Three years later, they made "Loveless".

"Loveless" doesn't rock. It doesn't even have real drums on it. Nothing on it, save perhaps "What You Want" and "When You Sleep", rocks out with the wantonness of "When You Wake (You're Still In A Dream)" or "Suisfine". Nothing purrs and simultaneously unsettles like "Isn't Anything"'s "No More Sorry" or "All I Need". Instead, "Loveless" is a collection of lurchings and mid-tempo strolls set to an army of effects that try their best to blanket the lack of strong fuzz-pop scorchers. Compared to the more visceral rush of its predecessor, it is mechanical, submerged, and its overall emotional rush muffled behind a screen of cotton balls. As an engineering marvel, it is top notch. As a pop album, it is not. Just because everyone else went dance in 1990 doesn't excuse "Soon", their "contribution" to the new ecstacy culture. There are fine tunes here, such as "Blown a Wish" and "Sometimes", but their "more is more" approach swamps these simple paeans of love beneath their sound experiments, without ever letting the melody breathe. Listen to "I Can See It (But I Can't Feel It)" or "Lose My Breath" to prove to yourself that a little acoustic clarity doesn't diminish the hazy atmospherics. Noise may be everything, but it's not the only thing.

#1. Orbital -- Insides. Sometime in 1994, Orbital realized they needed to stop making groundbreaking techno and start making groundbreaking music. "Snivilisation", their concept piece extraordinare, made you think about how society breeds confusion and it even made you dance. And for those without much of a brain, it offered radical new sounds -- the dizzying jungle of "Are We Here?", the futuristic lounge jazz of "Forever", the clanging minimalism of "Philosophy By Numbers". There were a million new things combined in a million new ways.

"Insides" combined a million old things in a million new ways. It contained an even stronger political agenda, but it was set to a soundtrack of old and easily found sounds. Everyone and their dog had gone drum n bass by this time, and the light, shuffling breakbeats of "The Girl With the Sun In Her Head" and "PETROL" were Orbital's perfunctory take on such rhythms. Now that DnB is but a shadow of its former stature, those tracks have aged disconcertingly rapidly. Orbital's more straightahead, banging techno updates of their old material during their recent tour seem to find them scrambling to cover up this fact.
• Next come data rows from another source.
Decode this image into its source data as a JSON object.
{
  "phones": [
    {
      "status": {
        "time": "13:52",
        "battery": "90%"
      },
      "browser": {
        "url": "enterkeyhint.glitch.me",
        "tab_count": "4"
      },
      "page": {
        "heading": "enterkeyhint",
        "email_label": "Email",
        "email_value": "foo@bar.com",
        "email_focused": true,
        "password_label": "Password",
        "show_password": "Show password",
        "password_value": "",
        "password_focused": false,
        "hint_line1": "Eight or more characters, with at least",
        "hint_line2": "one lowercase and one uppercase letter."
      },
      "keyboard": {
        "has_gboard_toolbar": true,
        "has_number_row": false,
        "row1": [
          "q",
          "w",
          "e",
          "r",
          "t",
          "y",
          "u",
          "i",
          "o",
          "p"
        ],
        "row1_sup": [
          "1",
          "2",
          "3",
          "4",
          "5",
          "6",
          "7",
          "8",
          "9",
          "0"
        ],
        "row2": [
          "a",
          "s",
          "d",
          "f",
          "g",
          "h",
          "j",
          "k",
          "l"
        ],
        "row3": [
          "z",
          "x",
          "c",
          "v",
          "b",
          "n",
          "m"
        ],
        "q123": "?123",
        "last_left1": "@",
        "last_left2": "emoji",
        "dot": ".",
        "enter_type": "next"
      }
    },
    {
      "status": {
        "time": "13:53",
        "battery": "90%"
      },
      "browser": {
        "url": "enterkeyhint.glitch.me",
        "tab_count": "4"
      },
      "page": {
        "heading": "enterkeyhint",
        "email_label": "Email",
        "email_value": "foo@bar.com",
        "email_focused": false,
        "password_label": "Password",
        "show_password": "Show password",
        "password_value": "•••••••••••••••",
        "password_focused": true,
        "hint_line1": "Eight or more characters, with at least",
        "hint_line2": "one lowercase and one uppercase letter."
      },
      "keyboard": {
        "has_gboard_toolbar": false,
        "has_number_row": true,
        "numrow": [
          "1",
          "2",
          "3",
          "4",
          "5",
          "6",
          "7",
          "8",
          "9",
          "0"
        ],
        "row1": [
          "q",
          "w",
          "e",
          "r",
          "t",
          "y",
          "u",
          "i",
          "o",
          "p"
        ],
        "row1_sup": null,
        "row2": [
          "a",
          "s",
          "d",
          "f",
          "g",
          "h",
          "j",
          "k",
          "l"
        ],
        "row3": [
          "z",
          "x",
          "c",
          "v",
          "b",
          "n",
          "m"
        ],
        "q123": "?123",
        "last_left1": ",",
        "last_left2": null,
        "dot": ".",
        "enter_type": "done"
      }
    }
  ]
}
The sequencing of the melodies, the way they skirt and dart all around the mix like cats chasing mice (particularly during the concluding half of "Out There Somewhere") are pure late 70's Kraftwerk and Georgio Moroder. Yes, they did the same thing on "Snivilisation"'s "Kein Trink Vasser", but that was but one song, not an entire album. The homogenous feel to the album's "instrumentation" may make for a smooth ride, but as a statement of electronic sound innovation, it is passable at best.

Orbital wanted to make a proper album. They succeeded.